Have you ever
read a book and actually been sad when
the book ended? That’s how I felt when I finished reading the deliciously
entertaining and gossipy new biography Sue Mengers, Can I Go Now?:
The Life of Sue Mengers, Hollywood’s First Superagent by Brian Kellow.
Why was I was so
affected by reading about the life of someone who, in her own words, was
nothing more than a little pisher?
Because (of course) she wasn’t a
little pisher, that’s why.
For those of you
under 35, let me give you some background.
Sue Mengers, as
book’s title says, was Hollywood’s first superagent. But, more importantly, she
was Hollywood’s first superagent during what I consider to be the greatest
period in American film history: the seventies.
Let me explain
why this is so.
The seventies
were a period that occurred after the collapse of the studio system (roughly,
the end of the sixties) and before the era of the blockbuster began (signified
by Jaws and, later, Star Wars). This meant that Hollywood's writers, directors and actors were
free to create some of their most brilliant movies: Network, Midnight Cowboy, Taxi Driver, Nashville, Chinatown, The Last Picture Show, etc. (I could go on, but Peter Biskind has already
written an excellent book about this time called Easy Riders, Raging
Bulls: How the
Sex-and-Drugs-and-Rock ’n’ Roll Generation Saved Hollywood.)
Sue Mengers was
an interesting person and this is an interesting book because she was a mass of
contradictions: someone who could be warm and funny one minute and cutting and
sarcastic the next.
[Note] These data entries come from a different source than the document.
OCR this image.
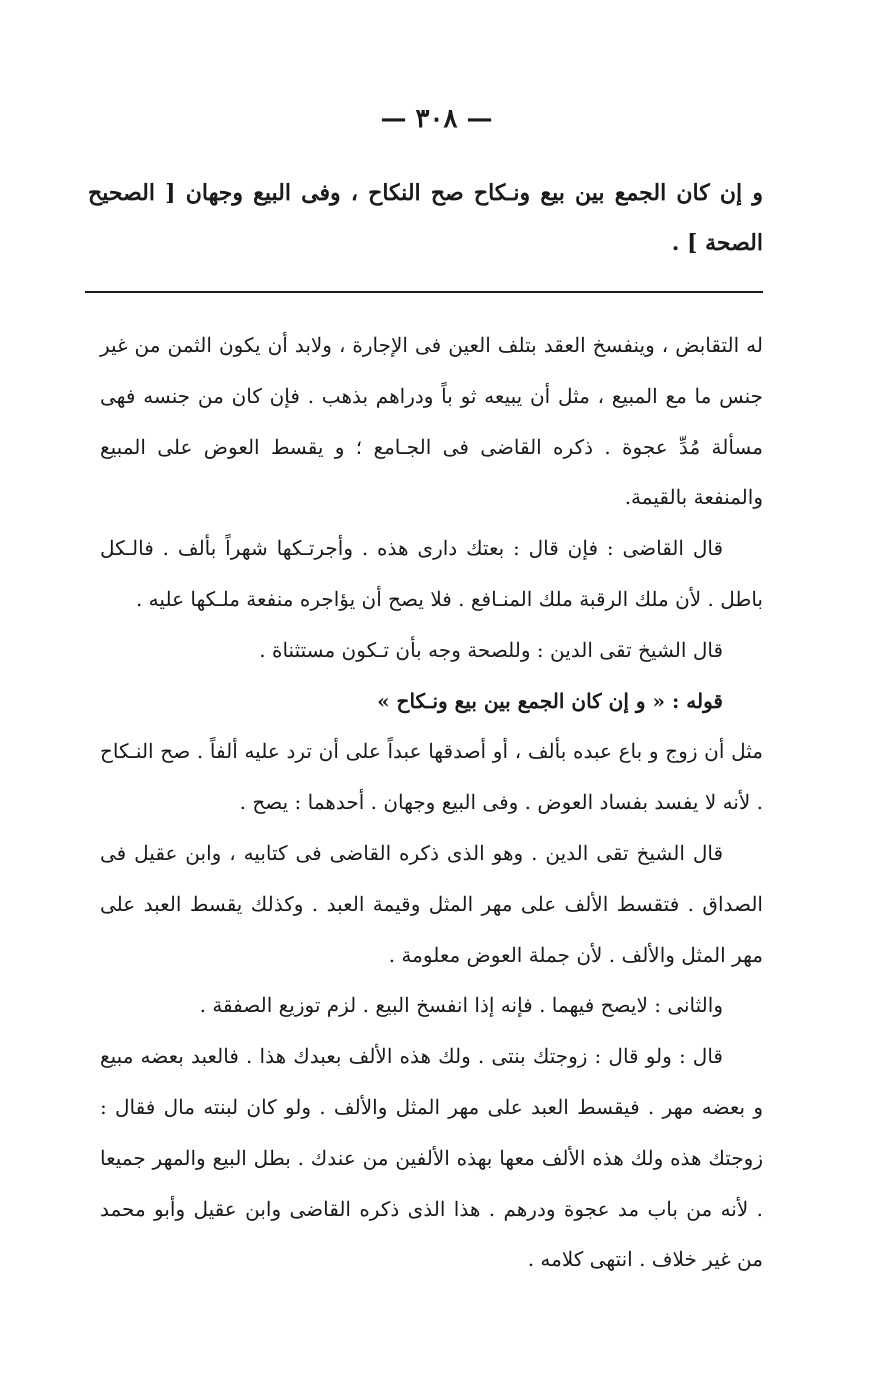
— ٣٠٨ —
و إن كان الجمع بين بيع ونـكاح صح النكاح ، وفى البيع وجهان [ الصحيح الصحة ] .

له التقابض ، وينفسخ العقد بتلف العين فى الإجارة ، ولابد أن يكون الثمن من غير جنس ما مع المبيع ، مثل أن يبيعه ثو باً ودراهم بذهب . فإن كان من جنسه فهى مسألة مُدِّ عجوة . ذكره القاضى فى الجـامع ؛ و يقسط العوض على المبيع والمنفعة بالقيمة.

قال القاضى : فإن قال : بعتك دارى هذه . وأجرتـكها شهراً بألف . فالـكل باطل . لأن ملك الرقبة ملك المنـافع . فلا يصح أن يؤاجره منفعة ملـكها عليه .

قال الشيخ تقى الدين : وللصحة وجه بأن تـكون مستثناة .

قوله : « و إن كان الجمع بين بيع ونـكاح »

مثل أن زوج و باع عبده بألف ، أو أصدقها عبداً على أن ترد عليه ألفاً . صح النـكاح . لأنه لا يفسد بفساد العوض . وفى البيع وجهان . أحدهما : يصح .

قال الشيخ تقى الدين . وهو الذى ذكره القاضى فى كتابيه ، وابن عقيل فى الصداق . فتقسط الألف على مهر المثل وقيمة العبد . وكذلك يقسط العبد على مهر المثل والألف . لأن جملة العوض معلومة .

والثانى : لايصح فيهما . فإنه إذا انفسخ البيع . لزم توزيع الصفقة .

قال : ولو قال : زوجتك بنتى . ولك هذه الألف بعبدك هذا . فالعبد بعضه مبيع و بعضه مهر . فيقسط العبد على مهر المثل والألف . ولو كان لبنته مال فقال : زوجتك هذه ولك هذه الألف معها بهذه الألفين من عندك . بطل البيع والمهر جميعا . لأنه من باب مد عجوة ودرهم . هذا الذى ذكره القاضى وابن عقيل وأبو محمد من غير خلاف . انتهى كلامه .
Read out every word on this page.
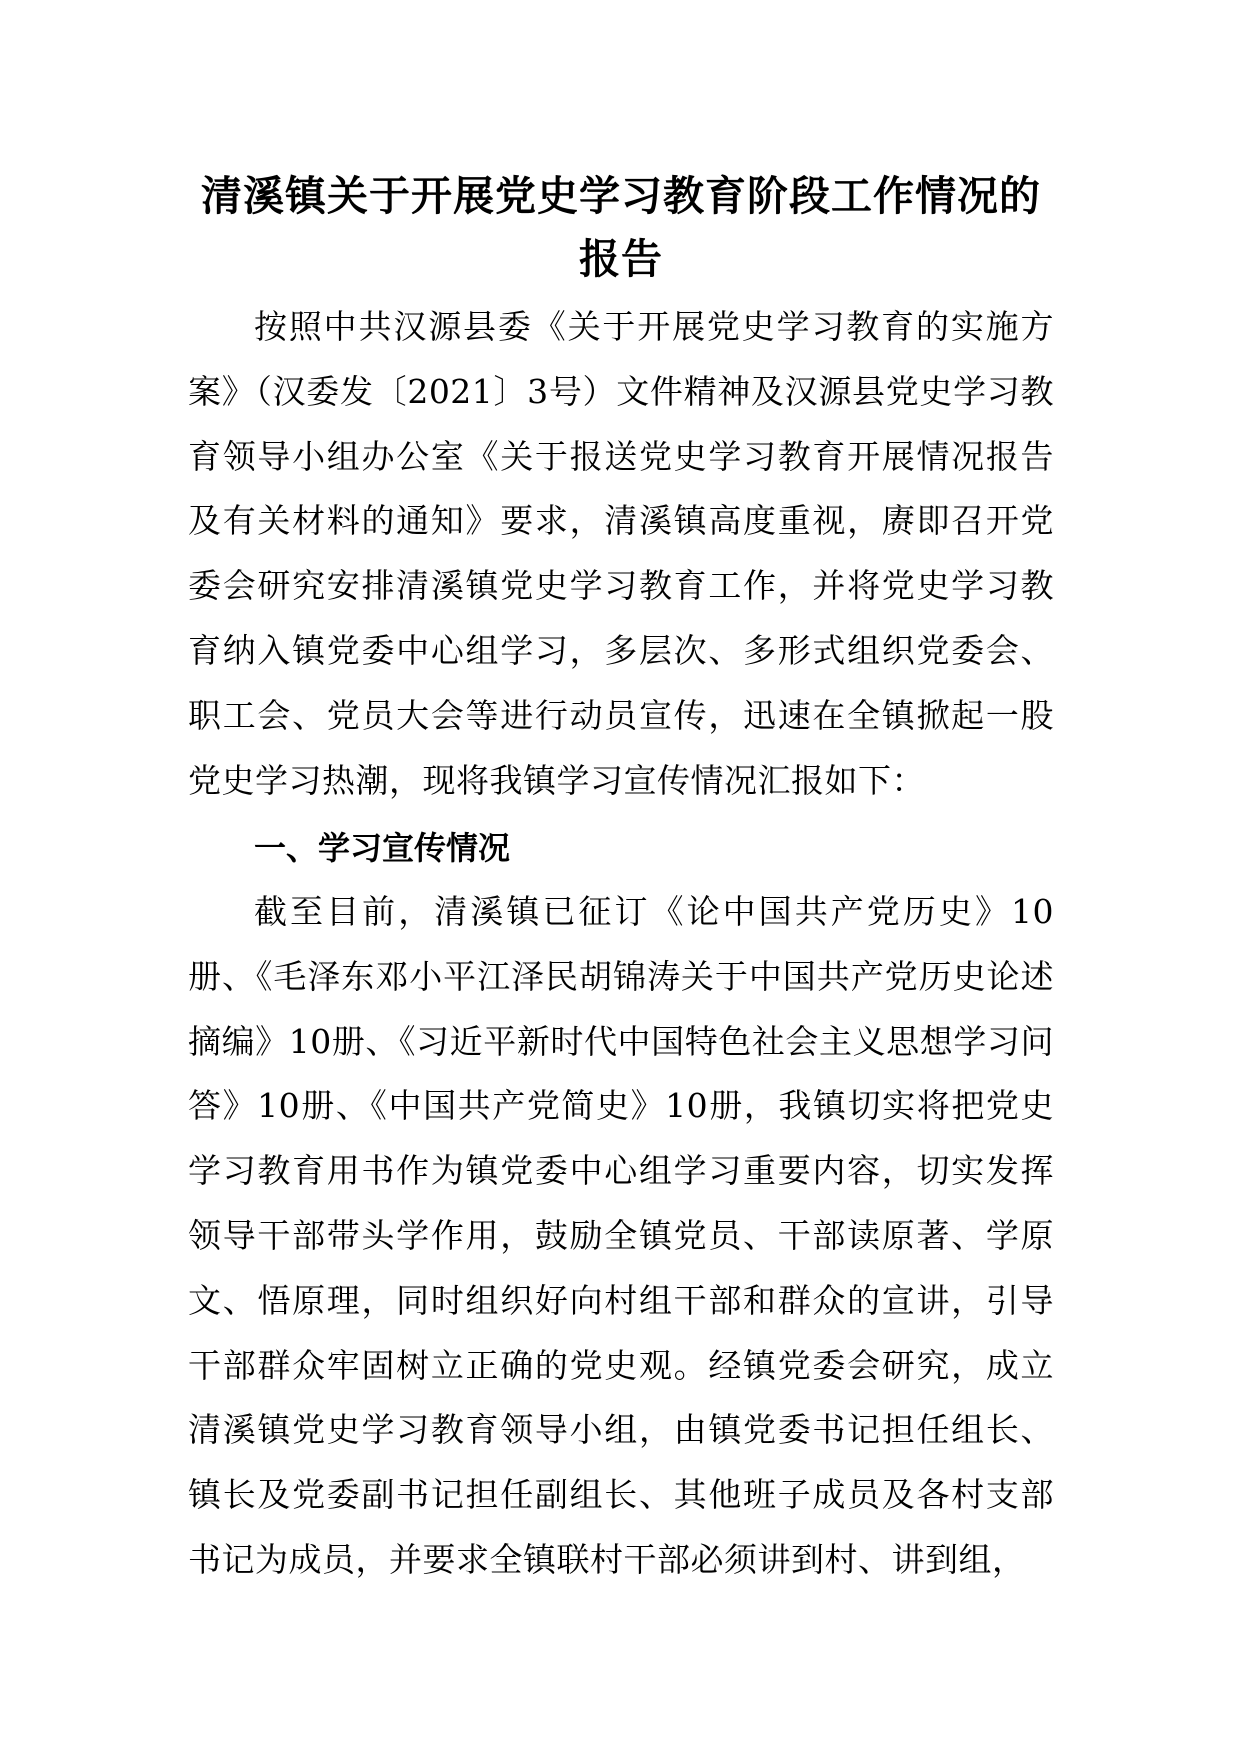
清溪镇关于开展党史学习教育阶段工作情况的报告

按照中共汉源县委《关于开展党史学习教育的实施方案》（汉委发〔2021〕3号）文件精神及汉源县党史学习教育领导小组办公室《关于报送党史学习教育开展情况报告及有关材料的通知》要求，清溪镇高度重视，赓即召开党委会研究安排清溪镇党史学习教育工作，并将党史学习教育纳入镇党委中心组学习，多层次、多形式组织党委会、职工会、党员大会等进行动员宣传，迅速在全镇掀起一股党史学习热潮，现将我镇学习宣传情况汇报如下：

一、学习宣传情况

截至目前，清溪镇已征订《论中国共产党历史》10册、《毛泽东邓小平江泽民胡锦涛关于中国共产党历史论述摘编》10册、《习近平新时代中国特色社会主义思想学习问答》10册、《中国共产党简史》10册，我镇切实将把党史学习教育用书作为镇党委中心组学习重要内容，切实发挥领导干部带头学作用，鼓励全镇党员、干部读原著、学原文、悟原理，同时组织好向村组干部和群众的宣讲，引导干部群众牢固树立正确的党史观。经镇党委会研究，成立清溪镇党史学习教育领导小组，由镇党委书记担任组长、镇长及党委副书记担任副组长、其他班子成员及各村支部书记为成员，并要求全镇联村干部必须讲到村、讲到组，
She was indelibly shaped by two traumatic events in her
life: her distant relationship with her overly critical mother and the suicide
of her father when she was a child. This is what, I presume, made her the
attention-seeking overachiever she eventually became.
Sue Mengers lived
for what she called her “twinklies” (meaning her star clients) and,
particularly, Barbra Streisand, with whom she had a spectacular falling out
when a movie Mengers’s husband directed and Streisand starred in (Jean-Claude
Tramont’s All Night Long) bombed at the
box office.
By the time she
was 54, Mengers was essentially retired. Although she would later sign a
three-year contract with William Morris, she had already done her best work.
The New Hollywood
was typified by bottom-line M.B.A. types like CAA’s Mike Ovitz, people who were
essentially bean counters and didn’t espouse the schmoozy, dinner party
lifestyle that Sue Mengers practically invented.
A few years ago,
Mengers’s larger-than-life persona was captured on Broadway by another
larger-than-life performer, when Bette Midler portrayed her in the play I’ll
Eat You Last by John Logan. (The fact that
Midler wasn’t nominated for a Tony Award for her performance is one of the most
egregious omissions in Broadway history.)
From the
perspective of 2015 chain store-and hipster-laden New York City, Los Angeles in
the 1970s seems like an impossibly glamorous time and place and Sue Mengers
seems like an impossibly glamorous character.